The singles already out there are, unsurprisingly, easy highlights. ‘Mayday’ is a festival-bright, explosive track that smiles with colour and twists: those who tune their radio to the ‘cool’ side of the dial will be familiar with the song. It marries Eastern vocals with hip-hop beats and Indian instruments and an endless drive with a chorus that threatens to obsess the mind for years. ‘Semicircle Song’ and its choir headiness is a bolder, more elephantine song that opens with marching horns, before descending into something more child-like and calm. The band throws in a mixture of sounds and genre – the ravenous appetite for genre a result of the band’s lead, Ian Parton, travelling to the American Midwest. But, as with all their albums, it doesn’t sound muddled or crowded. It all blends seamlessly and creates a stunning and wondrous brew. ‘Chico’s Radical Decade’ (love the title!) sounds like a TV theme from the 1950s. It’s cutesy and cheesy but has that air of nostalgia and the vintage. Horns come back in but, unlike ‘Semicircle Song’, they’re more refined and elegant. It is a piece – an instrumental suite, essentially – that offers some respite and chance to digest all that has come before.
‘All the Way Live’ is another boisterous and stomping song with thick beats and a lead female vocal – Ninja and Angela Won-Yin Mak tackle vocal chores for the band – but it is not quite as strong as ‘Mayday’. It builds up momentum and, just as you think it’s going to take off into the sky, it loses its fuel and demurs slightly. ‘Chain Link Fence’ – going back to the top-half of the album – is the band at their most controlled and focused.
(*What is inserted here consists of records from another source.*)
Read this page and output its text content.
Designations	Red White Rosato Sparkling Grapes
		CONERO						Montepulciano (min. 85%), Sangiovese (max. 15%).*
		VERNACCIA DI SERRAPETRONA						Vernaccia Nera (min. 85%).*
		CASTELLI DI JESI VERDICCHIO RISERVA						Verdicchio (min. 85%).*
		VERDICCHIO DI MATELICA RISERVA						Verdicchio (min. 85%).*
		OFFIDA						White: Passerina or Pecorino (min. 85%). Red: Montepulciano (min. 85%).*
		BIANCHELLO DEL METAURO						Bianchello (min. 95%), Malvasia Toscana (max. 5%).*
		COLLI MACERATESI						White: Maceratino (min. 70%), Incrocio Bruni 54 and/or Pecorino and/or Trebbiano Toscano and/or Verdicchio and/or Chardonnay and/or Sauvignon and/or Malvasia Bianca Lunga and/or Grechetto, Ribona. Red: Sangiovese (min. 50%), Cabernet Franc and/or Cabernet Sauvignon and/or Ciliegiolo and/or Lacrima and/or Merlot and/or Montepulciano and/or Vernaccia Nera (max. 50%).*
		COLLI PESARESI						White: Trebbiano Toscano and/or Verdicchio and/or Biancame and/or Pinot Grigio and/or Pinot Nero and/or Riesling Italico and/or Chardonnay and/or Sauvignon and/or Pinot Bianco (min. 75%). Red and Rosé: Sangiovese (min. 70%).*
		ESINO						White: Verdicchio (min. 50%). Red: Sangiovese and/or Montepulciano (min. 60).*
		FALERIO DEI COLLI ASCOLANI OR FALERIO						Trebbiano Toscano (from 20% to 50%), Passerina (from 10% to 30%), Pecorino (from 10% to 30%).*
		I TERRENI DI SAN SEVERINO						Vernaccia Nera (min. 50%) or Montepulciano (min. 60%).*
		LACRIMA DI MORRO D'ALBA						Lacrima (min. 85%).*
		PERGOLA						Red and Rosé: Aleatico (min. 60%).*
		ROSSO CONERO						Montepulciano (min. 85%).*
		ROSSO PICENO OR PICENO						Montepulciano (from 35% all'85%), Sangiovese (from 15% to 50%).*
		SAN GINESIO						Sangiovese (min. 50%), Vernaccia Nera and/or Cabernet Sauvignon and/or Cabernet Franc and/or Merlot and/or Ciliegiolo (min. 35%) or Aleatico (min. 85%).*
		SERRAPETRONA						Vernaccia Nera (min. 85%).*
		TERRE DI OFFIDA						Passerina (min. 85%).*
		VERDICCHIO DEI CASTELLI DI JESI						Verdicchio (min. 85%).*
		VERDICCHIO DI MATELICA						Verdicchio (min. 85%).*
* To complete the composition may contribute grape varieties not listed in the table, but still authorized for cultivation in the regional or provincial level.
It is catchy and pure but, unlike other tracks, it’s one of the more conventional and straight-laced numbers. ‘Tangerine/Satsuma/Clementine’ (for those who can’t decide!) is a gutsy, kick-to-the-knackers song that matches grumbling, grunge guitars with eccentric electronics and a woozy aftertaste. It’s a vibrant genre-fuse; a major head-fuck that gives Semicircle a much-needed dose of the inexplicable. It is another instrumental (aside from some far-off vocals) track that is done with as soon as it begins.
‘Hey!’ – again back near the top – is a snarling, stomping rebel that has horns and avalanche-beats striding and strutting like a bad-ass mother-fucker. It is one of the best tracks on the album and one that reminds me of their debut. I mention it because as the final few tracks come to mind, I notice how far the band have come and how confident it all feels. ‘She’s Got Guns’ steps into hip-hop and rap more overtly than before with hints of Neneh Cherry during her ‘Buffalo Stance’ days, and ‘Getting Back Up’ is a finale that seems to unite ‘Mayday’ with ‘Semicircle Song’ in a grand showdown. It’s a joyous and party-ready song that turns up the sunshine and features hand-claps, serotonin-drenched vocals and enough spring to make the lowest of all feel the need to shout their worth from the rooftops. It ambitiously concludes Semicircle, an album that, fourteen years (yes!) after their debut, shows that there is still a lot of life left in the Brighton band!